FIFA’S TSG REPORT – KEY FINDINGS
* A total of 98 goals were scored at the FIFA Women’s U-20 World Cup France 2018, at a rate of 3.09 per game. This represented the lowest tally since the competition was expanded to a 16-team tournament in 2006. A possible explanation for this decline is a general improvement in defensive organisation and goalkeeping, as discussed later.
* Only 19 goals came from set pieces, representing a rather low ratio and underlining the paramount importance of creativity, combination play and speed, with better scoring opportunities being fashioned from open play.
* There were only three headed goals among the total of 98. Goalkeepers commanding their areas well and the strong aerial ability of central defenders could be seen as contributing factors to this number being so low.
* A key difference was noticeable between the European nations, which predominantly favoured a 4-3-3 formation, with minor variations, and the Asian nations, whose approach was a 4-4-2. Haiti, Paraguay and the USA also preferred 4-3-3, while Brazil, New Zealand, Nigeria and Mexico played with a four-player midfield. Another particularly noteworthy trend was how all the teams switched shape when they defended.
* The overall quality of defending was very high, with the low number of goals scored compared to previous Under-20 Women’s World Cups at least partly attributable to improved defensive organisation, which was evident across the board.
* An ability to regain their defensive shape very quickly was one of the defining characteristics of the sides that reached the quarter-finals. All of the teams dropped their wingers into midfield when defending, showing great discipline and bearing out the amount of defensive work carried out in training.

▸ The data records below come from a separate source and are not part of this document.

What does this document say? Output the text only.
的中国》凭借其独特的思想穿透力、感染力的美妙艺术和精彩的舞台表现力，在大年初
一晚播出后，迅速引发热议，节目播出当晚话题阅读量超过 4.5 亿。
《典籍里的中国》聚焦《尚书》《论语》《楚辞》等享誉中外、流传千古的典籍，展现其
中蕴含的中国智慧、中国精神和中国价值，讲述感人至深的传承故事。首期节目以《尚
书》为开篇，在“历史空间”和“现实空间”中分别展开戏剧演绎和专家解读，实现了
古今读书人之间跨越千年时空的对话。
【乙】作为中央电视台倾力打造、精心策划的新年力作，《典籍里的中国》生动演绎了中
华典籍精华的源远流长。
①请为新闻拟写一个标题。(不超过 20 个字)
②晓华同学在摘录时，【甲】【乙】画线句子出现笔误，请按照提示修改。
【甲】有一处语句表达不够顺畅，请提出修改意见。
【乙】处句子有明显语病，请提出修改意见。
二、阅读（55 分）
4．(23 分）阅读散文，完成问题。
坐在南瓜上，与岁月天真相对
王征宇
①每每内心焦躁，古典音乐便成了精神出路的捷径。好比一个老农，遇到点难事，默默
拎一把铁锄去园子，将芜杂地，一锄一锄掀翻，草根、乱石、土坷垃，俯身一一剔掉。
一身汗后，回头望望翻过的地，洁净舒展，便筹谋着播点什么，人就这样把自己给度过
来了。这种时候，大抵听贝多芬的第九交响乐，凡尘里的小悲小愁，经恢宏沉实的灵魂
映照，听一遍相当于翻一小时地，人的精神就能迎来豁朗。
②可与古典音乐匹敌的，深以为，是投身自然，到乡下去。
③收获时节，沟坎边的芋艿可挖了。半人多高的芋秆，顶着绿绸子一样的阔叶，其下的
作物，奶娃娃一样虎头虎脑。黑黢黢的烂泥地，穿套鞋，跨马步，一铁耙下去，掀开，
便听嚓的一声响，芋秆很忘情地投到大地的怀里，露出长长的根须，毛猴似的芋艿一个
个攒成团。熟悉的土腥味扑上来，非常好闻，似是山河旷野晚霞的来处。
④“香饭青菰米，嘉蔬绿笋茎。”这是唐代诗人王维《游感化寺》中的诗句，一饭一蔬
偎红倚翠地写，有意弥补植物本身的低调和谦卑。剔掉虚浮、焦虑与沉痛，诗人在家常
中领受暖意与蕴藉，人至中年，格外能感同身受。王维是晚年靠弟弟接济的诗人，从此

* Whereas in the past, two holding midfielders may have been more common, with many considering it too risky to entrust just one player with this responsibility, the quality of these players appears to be rising. Indeed, coaches now seem more open to employing just one midfielder in this position, as evidenced by the number of sides playing in a 4-3-3 formation.
* Speed – not limited to jet-heeled runs or slick passing, but also taking in the ability to read the game and react to situations as they develop – was a significant contributing factor to (champions) Japan’s success in France. It was also a trend observed among many of the other teams, with the elevated tempo of the games standing out.
* One of the main trends observed at the tournament was the effectiveness of the wing play, with many of the participating nations – and notably those who progressed to the knockout stage – ensuring width was used to incisive effect.
* Japan’s wingers often drifted infield and Brazil used their two centre-forwards to create width, consequently leaving a large gap in the middle that their wide midfielders exploited by making diagonal runs inside.
* Equally eye-catching were the ability and willingness to take risks, in what was a departure from certain tendencies previously associated with women’s football. In the past, finding a better-placed team-mate may have been preferred to attempting a defence-splitting pass that could carry a degree of risk. In France, however, the first thought when in the final third was not necessarily “who is better positioned than me?” but rather “what is the most decisive pass to play?”